Mrs. Daffodil and I have had a busy day. We shopped for a girdle, celebrated Thanksgiving without electricity, helped birth a litter of Cocker puppies, been interviewed by a journalist, and seen her daughter, Anne, married.
We ate plates full of roast beef, chicken, green beans, baked beans, potatoes, and drank many cups of coffee. Mrs. Daffodil likes coffee.
We started to straighten the desk but didn't get past looking through the photo album full of memories. We got locked in the old station wagon and had to be rescued by Kay, the woman who shares the 400-year old farmhouse with Mrs. D. We attended the church meeting to discuss remodeling which in 1950s New England means adding bathrooms and a gas stove.
We chatted with the postman, Henry, who doesn't call anyone by his or her first name for fear of appearing to be playing favorites. We stayed with Mrs. Wilson the night she became a widow when her husband was killed in an automobile accident.
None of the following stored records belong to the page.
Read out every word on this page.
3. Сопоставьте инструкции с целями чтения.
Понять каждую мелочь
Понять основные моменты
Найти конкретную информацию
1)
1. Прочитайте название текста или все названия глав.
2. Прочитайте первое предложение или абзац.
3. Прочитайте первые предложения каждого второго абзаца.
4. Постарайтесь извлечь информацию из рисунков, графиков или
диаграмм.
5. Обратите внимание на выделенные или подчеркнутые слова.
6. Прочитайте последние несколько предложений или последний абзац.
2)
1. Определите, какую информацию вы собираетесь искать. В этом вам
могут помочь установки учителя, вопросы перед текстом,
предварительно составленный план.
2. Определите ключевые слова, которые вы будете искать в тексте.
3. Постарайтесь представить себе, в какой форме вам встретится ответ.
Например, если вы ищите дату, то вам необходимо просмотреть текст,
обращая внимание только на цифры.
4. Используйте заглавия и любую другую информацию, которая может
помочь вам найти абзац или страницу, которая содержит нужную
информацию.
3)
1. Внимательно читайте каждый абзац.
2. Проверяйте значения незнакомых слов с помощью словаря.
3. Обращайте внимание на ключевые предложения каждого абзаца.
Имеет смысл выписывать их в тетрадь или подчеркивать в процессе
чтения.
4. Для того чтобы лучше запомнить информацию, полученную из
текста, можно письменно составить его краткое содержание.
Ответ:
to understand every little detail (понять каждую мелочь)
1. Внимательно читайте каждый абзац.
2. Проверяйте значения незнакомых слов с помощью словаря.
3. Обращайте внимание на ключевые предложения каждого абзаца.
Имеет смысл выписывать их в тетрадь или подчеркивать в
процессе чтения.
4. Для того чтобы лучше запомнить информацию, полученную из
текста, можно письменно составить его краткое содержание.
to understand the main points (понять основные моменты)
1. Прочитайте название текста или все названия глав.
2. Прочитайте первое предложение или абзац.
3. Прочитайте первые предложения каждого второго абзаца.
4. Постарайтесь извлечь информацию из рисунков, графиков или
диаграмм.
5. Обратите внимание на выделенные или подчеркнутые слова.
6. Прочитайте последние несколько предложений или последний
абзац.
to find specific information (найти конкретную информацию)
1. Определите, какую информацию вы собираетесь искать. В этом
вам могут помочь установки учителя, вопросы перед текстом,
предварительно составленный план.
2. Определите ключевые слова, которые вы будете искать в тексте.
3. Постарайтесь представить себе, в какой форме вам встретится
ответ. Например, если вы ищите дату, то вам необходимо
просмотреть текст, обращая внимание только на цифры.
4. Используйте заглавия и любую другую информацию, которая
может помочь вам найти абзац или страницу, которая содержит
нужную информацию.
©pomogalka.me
We met Mrs. Daffodil's first love. We both wept.
Mrs. Daffodil (aka author Gladys Taber) is certainly someone you would want to know. She is a bit absent-minded about where she has put one thing or another, would rather be in corduroys and a shirt than in a dress and heels, and welcomes all - family, friends, and strangers - to her farm, Driftway. A driftway, she explained, is the narrow path up the pasture where the cows come home.
I can barely wait to see what adventures tomorrow will bring.